Эйфман не поменял направления и по-прежнему торит свой путь. Всегда узнаваем, говорят разочаровавшиеся. А так ли это плохо? И не закономерно ли? Четыре десятилетия для авторского театра — срок неподъемный. За это время хореограф смог создать историческую хронику собственного дела. Стержень — сформированный тип спектакля и авторский хореографический язык (смесь классических основ, низвергаемых акробатикой). Балеты упакованы в двухчасовое энергичное действие, в формате понятной фабулы, взятой из образцов литературной классики или из жизни эпохальных персонажей истории. 

В спектакле «По ту сторону греха» по «Братьям Карамазовым» Федора Достоевского — исследование разгульной «карамазовщины» и природы красоты, что «есть не только страшная, но и таинственная вещь. Тут дьявол с богом борется, а поле битвы — сердца людей». Герои «Евгения Онегина» переместились в неспокойные 90-е. Хореограф пытается пристроить типы из пушкинской «энциклопедии русской жизни» ко времени переломному, начиная спектакль с картины путча. Есть, конечно, в афише и Лев Толстой. В «Анне Карениной» препарируется физиология страсти, до неузнаваемости калечащая людей. В «Родене» дивные сцены рождения шедевров гением и его возлюбленной помощницей Камиллой Клодель сменяются сумасшествием, знаменующим процесс гибели бедняжки после разрыва с мастером. 

«Up & Down» по роману Фицджеральда «Ночь нежна» наглядно доказывает, что талант подвержен распаду. Психиатр, врач от Бога, разменявший свой дар на сладкую жизнь жиголо, становится пациентом клиники для душевнобольных. Мании и раздвоение личности на сей раз происходят в век джаза, вместившего не только Гершвина, но и Шуберта, и Берга. 

Музыкальный коллаж из разных произведений — тоже примета эйфмановской эстетики. В «Русском Гамлете» — Бетховен и Малер, в «Родене» — Равель, Сен-Санс, Массне, «Евгений Онегин» вобрал Чайковского и Ситковецкого, герои Достоевского танцуют под Вагнера, Мусоргского и Рахманинова. Все активно страдают и беспросветно мучаются. Через зашкаливающую напряженность чувств и глубинную чувственность (нега первой встречи скоро перерастает в не знающую берегов жадность соития) хореограф рассуждает о трагедии неординарной личности в мире, где ее не понимает глухая, а подчас и уродливая толпа. 
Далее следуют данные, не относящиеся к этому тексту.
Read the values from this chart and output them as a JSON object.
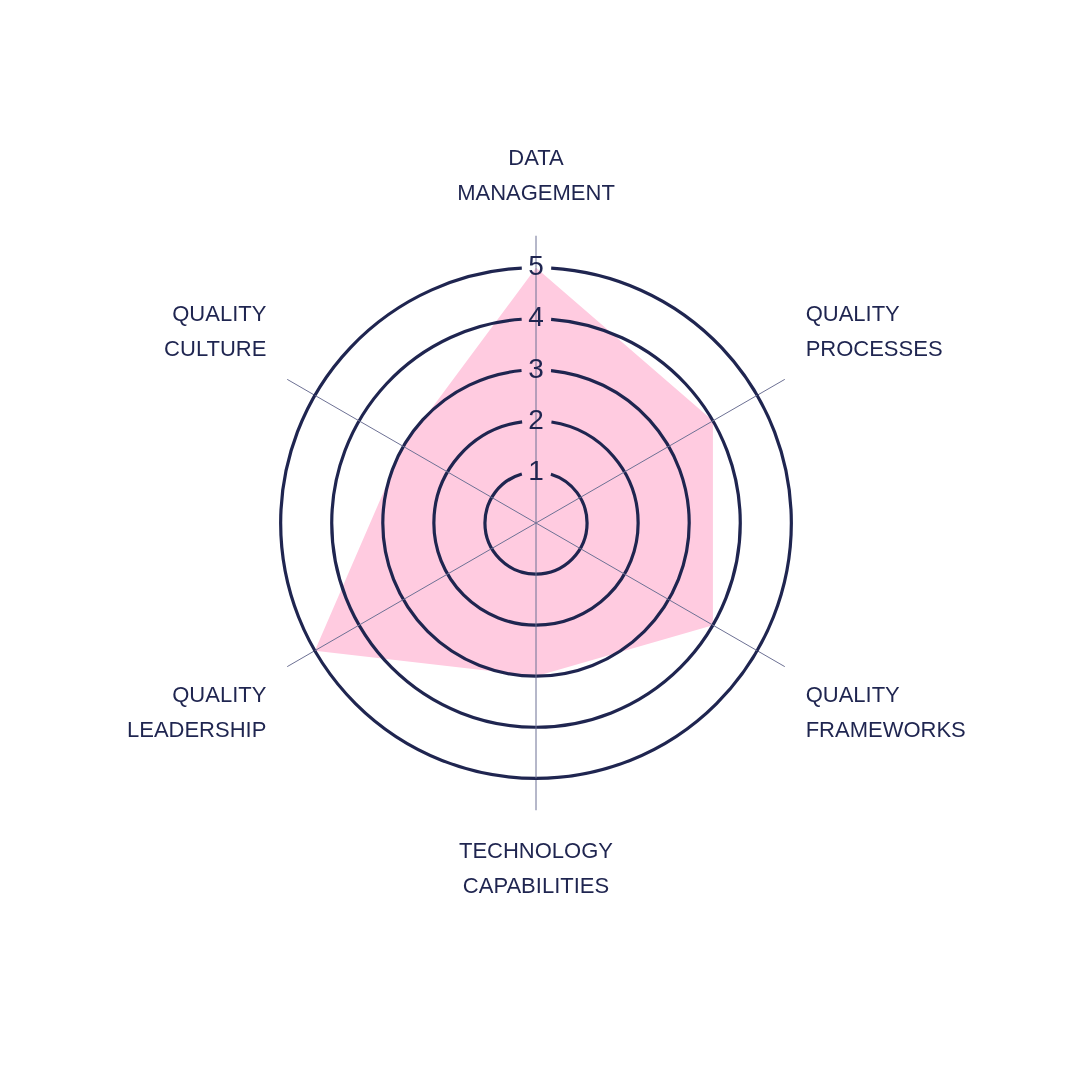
{
  "chart_data": {
    "type": "radar",
    "categories": [
      "DATA MANAGEMENT",
      "QUALITY PROCESSES",
      "QUALITY FRAMEWORKS",
      "TECHNOLOGY CAPABILITIES",
      "QUALITY LEADERSHIP",
      "QUALITY CULTURE"
    ],
    "series": [
      {
        "color": "#ffcbe0",
        "values": [
          5,
          4,
          4,
          3,
          5,
          3
        ]
      }
    ],
    "ylim": [
      0,
      5
    ],
    "yticks": [
      1,
      2,
      3,
      4,
      5
    ],
    "grid": true,
    "marker": "none"
  }
}
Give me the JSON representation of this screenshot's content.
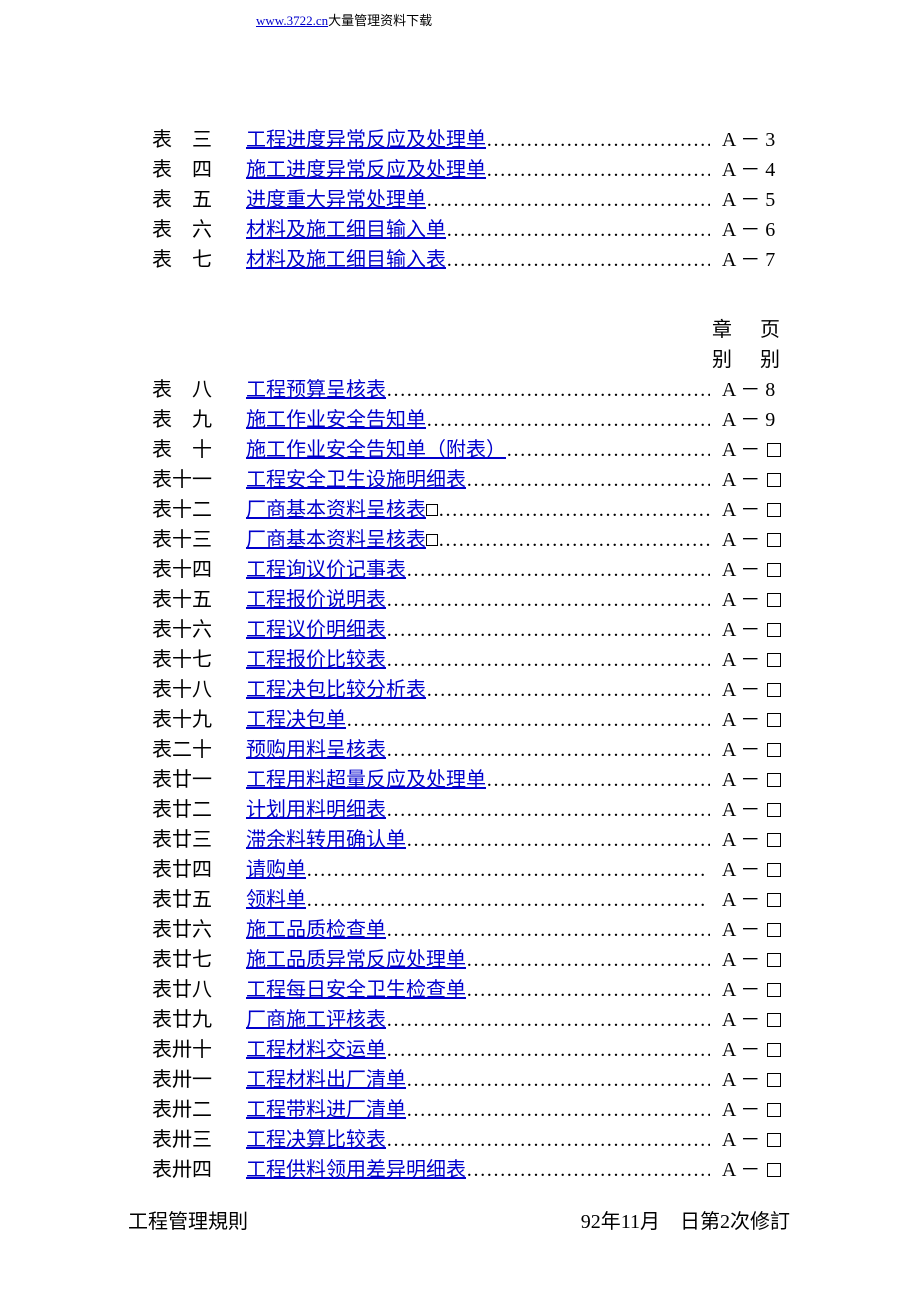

Техника, харизма, невероятная выносливость артистов раз от раза поражают все сильнее. Эйфман — художник печальный и самоуглубленный — теперь говорит со зрителем иначе. Опыт жизни не разбил форму и структуру спектаклей, но скорректировал интонации и смыслы. Тонкая ирония обернулась грубоватым гротеском, тайны психологии переродились в тяжелый опыт психоанализа, трагедия прикинулась мелодрамой, рефлексии обросли фобиями, метания превратились в безумие, ассоциативность — в декларацию. Полутона исчезли, им на смену пришла витальная плакатность. Публику, особенно ее женскую часть, нынешнее истерически-нервное искусство Эйфмана соблазняет, и он, кажется, готов соответствовать запросам.